The law firm initially sought an $18 million settlement.
Mr Stephens admitted the outcome did not fairly reflect the suffering the men went through.
"But it was the best that we could do in the framework you suggest, in the parameters of this litigation," he said.
Lack of respect for victims, says lawyer
Mr Stephens criticised the structure of the trust, where a claimant had to sign a deed of release, which meant they could not make subsequent claims and had to acknowledge the Brothers denied any wrongdoing.
"From my perspective it lacked respect and integrity for the victims in many ways," he said.
"There was no acknowledgment necessarily as part of this settlement scheme of the abuse and the harm these men had suffered.
"It was a structure where, yet again, those men were asked to go cap in hand in order to seek help.
"They didn't want to go and seek help from the Christian Brothers order any more - they had had that experience as children.
"What they wanted was closure. This didn't reflect that."
Lawyer Howard Harrison, who represented the Christian Brothers in the 1990s litigation on behalf of law firm Carroll and O'Dea, said he initially found the claims "difficult to believe".
"Just in terms of my own human experience as a father and a lawyer ... I just personally had not come across this type of human behaviour," Mr Harrison said.
"I now believe them."
He said leaders of the church indicated to him there would be some truth in the claims.
"Certainly the Christian Brothers knew that there had been management issues, sexual misconduct issues, a number of offending brothers and a number of men egregiously hurt," Mr Harrison said.
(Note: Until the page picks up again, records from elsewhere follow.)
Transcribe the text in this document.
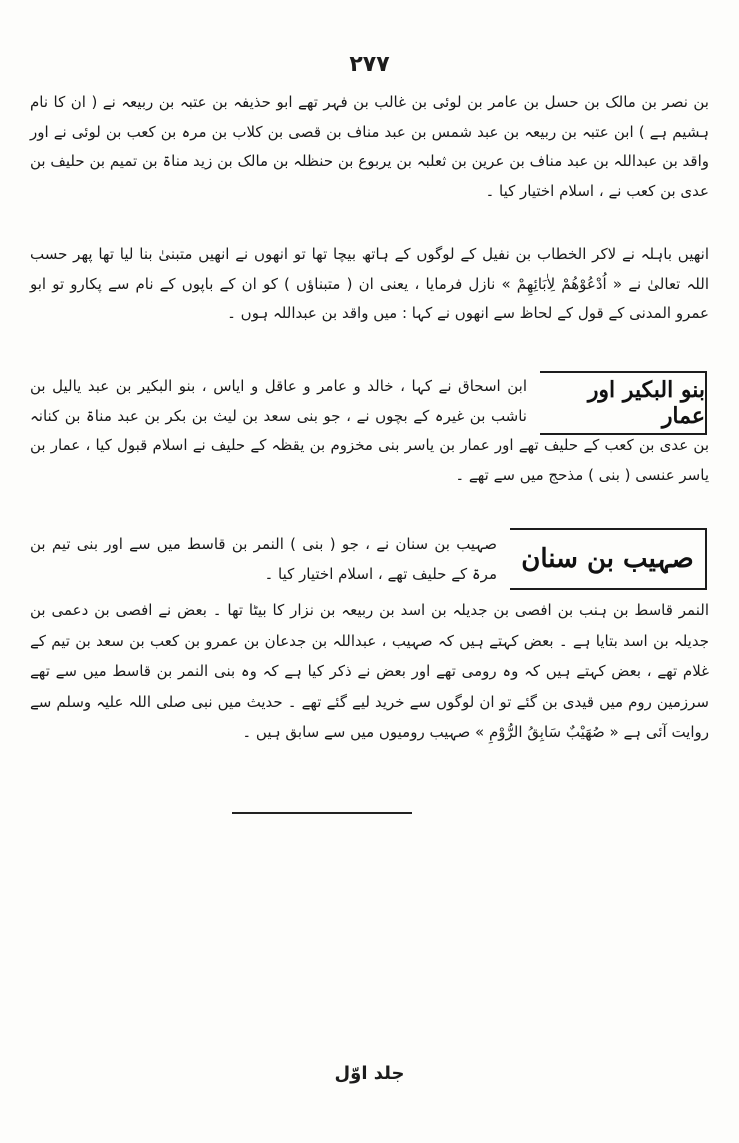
۲۷۷

بن نصر بن مالک بن حسل بن عامر بن لوئی بن غالب بن فہر تھے ابو حذیفہ بن عتبہ بن ربیعہ نے ( ان کا نام ہشیم ہے ) ابن عتبہ بن ربیعہ بن عبد شمس بن عبد مناف بن قصی بن کلاب بن مرہ بن کعب بن لوئی نے اور واقد بن عبداللہ بن عبد مناف بن عرین بن ثعلبہ بن یربوع بن حنظلہ بن مالک بن زید مناۃ بن تمیم بن حلیف بن عدی بن کعب نے ، اسلام اختیار کیا ۔

انھیں باہلہ نے لاکر الخطاب بن نفیل کے لوگوں کے ہاتھ بیچا تھا تو انھوں نے انھیں متبنیٰ بنا لیا تھا پھر حسب اللہ تعالیٰ نے « اُدْعُوْھُمْ لِاٰبَائِھِمْ » نازل فرمایا ، یعنی ان ( متبناؤں ) کو ان کے باپوں کے نام سے پکارو تو ابو عمرو المدنی کے قول کے لحاظ سے انھوں نے کہا : میں واقد بن عبداللہ ہوں ۔

بنو البکیر اور عمار

ابن اسحاق نے کہا ، خالد و عامر و عاقل و ایاس ، بنو البکیر بن عبد یالیل بن ناشب بن غیرہ کے بچوں نے ، جو بنی سعد بن لیث بن بکر بن عبد مناۃ بن کنانہ بن عدی بن کعب کے حلیف تھے اور عمار بن یاسر بنی مخزوم بن یقظہ کے حلیف نے اسلام قبول کیا ، عمار بن یاسر عنسی ( بنی ) مذحج میں سے تھے ۔

صہیب بن سنان

صہیب بن سنان نے ، جو ( بنی ) النمر بن قاسط میں سے اور بنی تیم بن مرۃ کے حلیف تھے ، اسلام اختیار کیا ۔

النمر قاسط بن ہنب بن افصی بن جدیلہ بن اسد بن ربیعہ بن نزار کا بیٹا تھا ۔ بعض نے افصی بن دعمی بن جدیلہ بن اسد بتایا ہے ۔ بعض کہتے ہیں کہ صہیب ، عبداللہ بن جدعان بن عمرو بن کعب بن سعد بن تیم کے غلام تھے ، بعض کہتے ہیں کہ وہ رومی تھے اور بعض نے ذکر کیا ہے کہ وہ بنی النمر بن قاسط میں سے تھے سرزمین روم میں قیدی بن گئے تو ان لوگوں سے خرید لیے گئے تھے ۔ حدیث میں نبی صلی اللہ علیہ وسلم سے روایت آئی ہے « صُهَيْبٌ سَابِقُ الرُّوْمِ » صہیب رومیوں میں سے سابق ہیں ۔

جلد اوّل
Total legal costs for both sides were estimated by Royal Commission chair Justice Peter McClellan at $4 million, more than the amount paid into the trust for victims.
Secret report detailed sex abuse complaints
The commission was also told of a "secret report", titled "Reaping the Whirlwind", written by one of the Christian Brothers and detailing complaints of sexual abuse.
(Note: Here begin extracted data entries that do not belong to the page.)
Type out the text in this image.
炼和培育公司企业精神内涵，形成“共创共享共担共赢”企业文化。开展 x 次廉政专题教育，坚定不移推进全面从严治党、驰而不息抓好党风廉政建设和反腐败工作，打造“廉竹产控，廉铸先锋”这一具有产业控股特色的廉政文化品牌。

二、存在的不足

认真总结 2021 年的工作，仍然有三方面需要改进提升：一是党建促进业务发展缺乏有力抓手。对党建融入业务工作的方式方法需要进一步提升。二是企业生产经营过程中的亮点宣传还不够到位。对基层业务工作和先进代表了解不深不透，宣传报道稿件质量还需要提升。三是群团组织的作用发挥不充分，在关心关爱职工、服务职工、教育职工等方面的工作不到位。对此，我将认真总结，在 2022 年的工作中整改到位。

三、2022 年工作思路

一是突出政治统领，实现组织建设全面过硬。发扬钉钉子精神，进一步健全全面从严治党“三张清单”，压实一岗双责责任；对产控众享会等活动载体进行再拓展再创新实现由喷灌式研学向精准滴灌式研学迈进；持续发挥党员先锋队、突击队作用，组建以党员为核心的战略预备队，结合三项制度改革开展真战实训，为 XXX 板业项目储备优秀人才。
The document, authored by a Brother Barry Coldrey, was uncovered by Slater and Gordon during proceedings in the early 1990s.
Mr Stephens said the report was important to Slater and Gordon's case.
"It was clearly a pivotal moment in the litigation," he said.
"It certainly gave us confidence that the case in negligence against the Trustees of the Christian Brothers and the Catholic Archbishop of Perth was growing in strength.
"[We were able to show] the decision-making and the decisions to suppress complaints were many, and were made by the executive of the trustees of the Christian Brothers order.
"It was as though Brother Coldrey - this insider's account - was in fact in some kind of perverse way briefed by us to compile ... the knowledge held by the executive of the order and their acts and omissions taken in respect of their failure to properly care for those children."
The commission has heard from victims who were residents at institutions between 1947 and 1968.